ALBUQUERQUE, N.M. (AP) — The Republican Party said Friday it is supporting a bipartisan coalition fighting a move to bring back a straight-party voting option on ballots in November.

The state GOP said it joined other groups in filing an emergency petition in the New Mexico Supreme Court to prevent the change.

Secretary of State Maggie Toulouse Oliver, a Democrat, has said she is formatting ballots to allow an entire slate of party candidates to be chosen at one time.

That decision has drawn condemnation from Republicans, Libertarians and some Democrats who say it violates state law.

They say the option would favor Democrats because those who choose it would reduce the likelihood they cast votes for candidates of other parties.

About 46 percent of the state's 1.2 million voters are registered Democrats.
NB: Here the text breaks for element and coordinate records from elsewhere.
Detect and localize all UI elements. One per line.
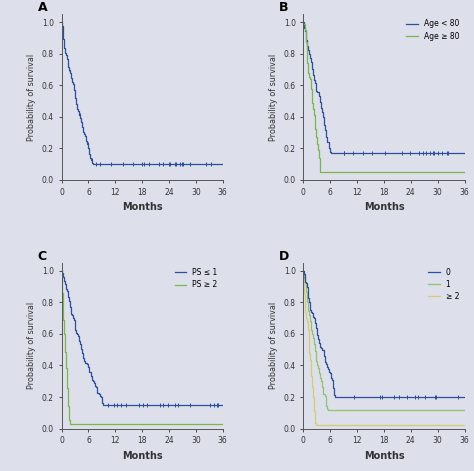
PS ≥ 2 bbox=[220, 421, 226, 427]
0 bbox=[462, 394, 467, 400]
Text: C: C bbox=[37, 250, 46, 262]
≥ 2 bbox=[301, 268, 306, 274]
Age ≥ 80 bbox=[306, 71, 311, 76]
1 bbox=[309, 324, 314, 330]
0 bbox=[308, 308, 313, 313]
Age < 80 bbox=[328, 150, 333, 156]
0 bbox=[321, 350, 327, 356]
PS ≥ 2 bbox=[66, 408, 72, 414]
X-axis label: Months: Months bbox=[364, 202, 404, 212]
≥ 2 bbox=[462, 422, 467, 428]
1 bbox=[306, 311, 312, 317]
Age < 80 bbox=[321, 116, 327, 122]
PS ≥ 2 bbox=[63, 345, 68, 350]
PS ≥ 2 bbox=[61, 315, 66, 321]
Line: 1: 1 bbox=[303, 271, 465, 410]
PS ≥ 2 bbox=[67, 421, 73, 427]
Y-axis label: Probability of survival: Probability of survival bbox=[27, 54, 36, 140]
0 bbox=[319, 345, 325, 351]
PS ≤ 1 bbox=[220, 402, 226, 408]
1 bbox=[462, 407, 467, 413]
Y-axis label: Probability of survival: Probability of survival bbox=[269, 54, 278, 140]
Line: PS ≥ 2: PS ≥ 2 bbox=[62, 271, 223, 424]
X-axis label: Months: Months bbox=[122, 202, 163, 212]
Age < 80 bbox=[301, 19, 306, 25]
Age ≥ 80 bbox=[303, 33, 309, 39]
1 bbox=[303, 288, 309, 293]
1 bbox=[326, 407, 332, 413]
X-axis label: Months: Months bbox=[364, 451, 404, 461]
Legend: Age < 80, Age ≥ 80: Age < 80, Age ≥ 80 bbox=[405, 18, 461, 42]
≥ 2 bbox=[307, 347, 312, 352]
PS ≥ 2 bbox=[59, 268, 64, 274]
≥ 2 bbox=[309, 370, 314, 375]
Age ≥ 80 bbox=[462, 169, 467, 175]
Age < 80 bbox=[331, 150, 337, 156]
0 bbox=[332, 394, 337, 400]
0 bbox=[325, 363, 330, 368]
Line: Age ≥ 80: Age ≥ 80 bbox=[303, 22, 465, 172]
Text: D: D bbox=[279, 250, 290, 262]
1 bbox=[301, 268, 306, 274]
1 bbox=[308, 319, 314, 325]
Legend: PS ≤ 1, PS ≥ 2: PS ≤ 1, PS ≥ 2 bbox=[173, 267, 219, 291]
Line: PS ≤ 1: PS ≤ 1 bbox=[62, 271, 223, 405]
≥ 2 bbox=[305, 321, 310, 326]
PS ≥ 2 bbox=[64, 367, 70, 373]
Legend: 0, 1, ≥ 2: 0, 1, ≥ 2 bbox=[427, 267, 461, 302]
PS ≤ 1 bbox=[68, 304, 73, 309]
Line: Age < 80: Age < 80 bbox=[303, 22, 465, 153]
PS ≤ 1 bbox=[101, 402, 107, 408]
PS ≤ 1 bbox=[70, 312, 75, 317]
Age ≥ 80 bbox=[318, 169, 323, 175]
Age ≥ 80 bbox=[315, 146, 320, 151]
PS ≤ 1 bbox=[100, 402, 106, 408]
Age < 80 bbox=[323, 132, 328, 138]
Age ≥ 80 bbox=[301, 19, 306, 25]
PS ≤ 1 bbox=[62, 279, 68, 285]
Age < 80 bbox=[322, 122, 328, 128]
Y-axis label: Probability of survival: Probability of survival bbox=[27, 302, 36, 389]
Age ≥ 80 bbox=[306, 71, 311, 76]
1 bbox=[325, 407, 330, 413]
≥ 2 bbox=[306, 340, 312, 345]
Text: A: A bbox=[37, 1, 47, 14]
Line: 0: 0 bbox=[303, 271, 465, 397]
0 bbox=[333, 394, 339, 400]
≥ 2 bbox=[313, 422, 319, 428]
PS ≥ 2 bbox=[63, 351, 69, 357]
PS ≤ 1 bbox=[59, 268, 64, 274]
Age < 80 bbox=[327, 147, 332, 153]
Age < 80 bbox=[322, 126, 328, 132]
≥ 2 bbox=[306, 331, 311, 337]
PS ≤ 1 bbox=[90, 377, 95, 383]
≥ 2 bbox=[307, 347, 312, 352]
Age ≥ 80 bbox=[312, 124, 318, 130]
Age < 80 bbox=[462, 150, 467, 156]
PS ≤ 1 bbox=[82, 358, 87, 364]
Text: B: B bbox=[279, 1, 289, 14]
Y-axis label: Probability of survival: Probability of survival bbox=[269, 302, 278, 389]
1 bbox=[301, 274, 307, 279]
X-axis label: Months: Months bbox=[122, 451, 163, 461]
Age ≥ 80 bbox=[315, 146, 320, 151]
Line: ≥ 2: ≥ 2 bbox=[303, 271, 465, 425]
PS ≥ 2 bbox=[64, 372, 70, 377]
0 bbox=[340, 394, 346, 400]
0 bbox=[301, 268, 306, 274]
About 30 percent are Republicans.

"The secretary of state is attempting a corrupt partisan power grab that has no support in New Mexico election law," Republican Party of New Mexico Chairman Ryan Cangiolosi said.

Others backing the petition include Unite New Mexico, the Libertarian Party of New Mexico, the Elect Liberty PAC, and Democratic state House candidate Heather Nordquist.

Nordquist, a Democrat running as a write-in candidate in a state House race in Santa Fe against Democrat Andrea Romero, said the straight-party option comes at the expense of non-partisan races, judicial retentions and important bond issues.

"If the party registration in the state of New Mexico were dominated by a party other than the Democrats, would this still seem like a good idea to them?" Nordquist asked.

John Blair, a spokesman for Toulouse Oliver, said she hasn't seen the lawsuit.

However, he said, Toulouse Oliver is "committed to providing voters with as many options as possible to ensure eligible voters participate and to keep our democratic process strong."

Former Gov. Gary Johnson signed legislation that some say banned straight-party voting nearly two decades ago. He is now running as the Libertarian Party's nominee for the U.S. Senate.

Blair said the secretary of state office has reviewed the 2001 legislation and concluded that it did not banned straight-party voting. "If that were the case, where were the lawsuits in 2002, in 2004 and in 2006 when we still had straight party voting," Blair said.

Many Republicans regard the practice of straight-ticket voting as unfair to individual candidates in New Mexico.

Moderate Democrats in some swing districts, especially in southern New Mexico, worry their races could be at risk since their victories relay on convincing GOP voters to cross over.

Also at stake is the growing bloc of independent voters who are not aligned with any party. They now make up nearly a quarter of the voter rolls.

Blair said Toulouse Oliver would have made the decision to return straight-party voting to the New Mexico voting even if registered Republicans in the state outnumbers Democrats.

"''Maggie believes in making it easier for everyone to vote," Blair said.